The basic invitation to the Art of Hosting community of practice
Depending on who you ask, the Art of Hosting as a community of practice has been around since about 1999. Since that time, it has evolved and morphed and changed and developed. It does so based on the inquiries that come from practice and that are captured in the workshops that are delivered by various people all over the world. It is a community and a movement of learning that I have never quite seen the likes of, although I am sure that there are others. It focuses on dialogue, participatory leadership and making tools for these things accessible to everyone, while at the same time disrupting the field of facilitation with strange terms and language and ideas that are drawn from everything from organizational development, to sociology, psychology, anthropology, complexity theory and a variety of spiritual paths and experiences.
It’s is really hard to pin down, so I appreciate the efforts of the researchers out there who have been trying to understand the shape of this morphing mycellium of a community.

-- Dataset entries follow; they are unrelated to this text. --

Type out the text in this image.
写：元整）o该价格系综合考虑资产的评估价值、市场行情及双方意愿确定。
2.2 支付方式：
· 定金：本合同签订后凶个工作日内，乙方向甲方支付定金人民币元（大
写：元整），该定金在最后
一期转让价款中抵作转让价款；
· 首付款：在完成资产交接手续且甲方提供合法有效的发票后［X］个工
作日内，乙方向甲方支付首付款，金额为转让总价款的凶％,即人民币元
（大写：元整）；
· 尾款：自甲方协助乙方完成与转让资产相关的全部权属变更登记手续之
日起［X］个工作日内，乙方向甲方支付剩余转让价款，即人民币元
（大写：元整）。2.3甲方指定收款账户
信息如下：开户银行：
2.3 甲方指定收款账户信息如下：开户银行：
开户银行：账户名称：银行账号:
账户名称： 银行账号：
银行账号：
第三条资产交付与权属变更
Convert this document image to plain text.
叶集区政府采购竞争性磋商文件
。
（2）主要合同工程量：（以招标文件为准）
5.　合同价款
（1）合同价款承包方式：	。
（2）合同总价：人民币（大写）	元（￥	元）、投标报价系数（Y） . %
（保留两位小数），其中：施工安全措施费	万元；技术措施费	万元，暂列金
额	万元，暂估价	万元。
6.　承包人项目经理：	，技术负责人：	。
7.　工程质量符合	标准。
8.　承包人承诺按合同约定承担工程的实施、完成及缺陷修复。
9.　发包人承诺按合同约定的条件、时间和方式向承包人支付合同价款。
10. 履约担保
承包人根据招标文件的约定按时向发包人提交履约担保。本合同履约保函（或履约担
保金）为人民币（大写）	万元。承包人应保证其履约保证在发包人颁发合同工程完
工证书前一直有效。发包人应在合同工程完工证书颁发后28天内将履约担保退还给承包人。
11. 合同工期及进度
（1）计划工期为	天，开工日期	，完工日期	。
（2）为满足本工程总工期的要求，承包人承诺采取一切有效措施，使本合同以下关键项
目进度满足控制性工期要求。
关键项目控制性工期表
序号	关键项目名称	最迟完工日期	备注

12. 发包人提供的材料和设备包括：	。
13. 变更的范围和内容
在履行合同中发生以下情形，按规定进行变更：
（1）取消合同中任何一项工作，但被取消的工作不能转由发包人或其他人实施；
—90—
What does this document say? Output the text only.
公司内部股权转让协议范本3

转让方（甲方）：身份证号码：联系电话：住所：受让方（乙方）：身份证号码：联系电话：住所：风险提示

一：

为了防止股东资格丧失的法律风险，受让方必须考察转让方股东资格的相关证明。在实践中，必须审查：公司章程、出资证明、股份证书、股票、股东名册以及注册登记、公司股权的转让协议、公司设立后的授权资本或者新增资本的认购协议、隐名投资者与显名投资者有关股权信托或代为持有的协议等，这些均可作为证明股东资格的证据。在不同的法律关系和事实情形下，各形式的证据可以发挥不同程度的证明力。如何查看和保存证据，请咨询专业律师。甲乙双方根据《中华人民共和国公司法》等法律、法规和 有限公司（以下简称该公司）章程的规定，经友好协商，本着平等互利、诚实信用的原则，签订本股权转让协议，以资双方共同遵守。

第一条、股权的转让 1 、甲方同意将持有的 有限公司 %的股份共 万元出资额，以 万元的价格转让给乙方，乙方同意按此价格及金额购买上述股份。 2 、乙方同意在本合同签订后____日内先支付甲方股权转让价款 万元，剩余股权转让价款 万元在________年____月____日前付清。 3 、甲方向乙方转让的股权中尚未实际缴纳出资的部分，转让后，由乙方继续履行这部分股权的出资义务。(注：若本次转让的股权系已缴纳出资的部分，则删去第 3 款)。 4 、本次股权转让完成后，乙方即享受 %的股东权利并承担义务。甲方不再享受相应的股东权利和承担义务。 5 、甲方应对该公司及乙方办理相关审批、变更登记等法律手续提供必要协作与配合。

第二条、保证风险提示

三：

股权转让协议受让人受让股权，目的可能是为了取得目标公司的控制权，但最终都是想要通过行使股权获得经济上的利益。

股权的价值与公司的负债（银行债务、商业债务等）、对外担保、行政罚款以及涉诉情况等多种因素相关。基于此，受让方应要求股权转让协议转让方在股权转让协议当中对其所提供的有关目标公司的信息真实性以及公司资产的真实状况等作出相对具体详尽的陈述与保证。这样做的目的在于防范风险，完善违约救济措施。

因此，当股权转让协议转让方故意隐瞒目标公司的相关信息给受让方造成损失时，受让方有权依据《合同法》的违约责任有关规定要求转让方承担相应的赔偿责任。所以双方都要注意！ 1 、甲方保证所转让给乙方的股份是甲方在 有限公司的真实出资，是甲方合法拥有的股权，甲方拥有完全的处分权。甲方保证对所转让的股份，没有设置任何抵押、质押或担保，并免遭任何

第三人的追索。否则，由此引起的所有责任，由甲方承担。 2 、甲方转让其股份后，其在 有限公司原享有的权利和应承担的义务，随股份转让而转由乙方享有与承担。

Elizabeth Hunt (@elizpercolab) is one of these researchers. Grounded in Frierian pedagogy, she has just submitted her Master’s thesis in which she explores the Art of Hosting pedagogy. Her research was based in interviews, reading and through being a practitioner with percolab in Montreal, one of my favourite groups of professional colleagues in my network. (Full disclosure: I really love these guys!). In her thesis she identifies four assumptions that underlie the bigger invitation that the Art of Hosting embodies:
- We are living a crisis of immense complexity;
- Finding appropriate solutions requires us to shift our thinking;
- Dialogue enables us to access collective intelligence;
- We can identify and learn from recurring patterns in our work
The more I look at these assumptions, the more I recognize them in my work. I can reflect on how each of these live in me and my work. The crisis I feel drives the urgency of my work, but it’s probably a different version of the crisis than it is for you. The shifts in thinking for me reflect my own shifts in thinking. I try to embody the changes in mindset that I speak up for without becoming an evangelist and a fundamentalist. that’s a hard line to tread when I believe so strongly that complexity thinking and conscious action are critical for survival in this world at any scale.
I also have often said that “I might be wrong, but I’m basically staking my life on the idea that dialogue is the social technology we need to all become good at.” At this point in my life, I’m pretty far down that road, and I’m not sure I’m going to be doing much else in the next half of my life. So that’s my bet. You go ahead let my epitaph be a pithy assessment of how well that worked.
And finally on the fourth assumption, I think the dynamic nature of this is what keeps this community of practice so rich for me. It is always changing and the patterns of dialogue are shifted by context, technology, thinking and the new challenges. Showing up at Occupy Wall Street is as illuminating for me as watching a Trump rally, helping organize participation in the supporter’s section of my beloved Vancouver Whitecaps FC, or sitting in the Snug Cafe here on Bowen Island, kicking around ideas with my neighbours. It is endlessly fascinating to see how participation, dialogue and leadership intersect. The richer my experience observing and experimenting in a variety of contexts, the more I learn. And that’s what makes this a worthy pursuit for the rest of my life.
So a huge thanks to Elizabeth for this research and being a high level observer of our community. And good luck with the thesis!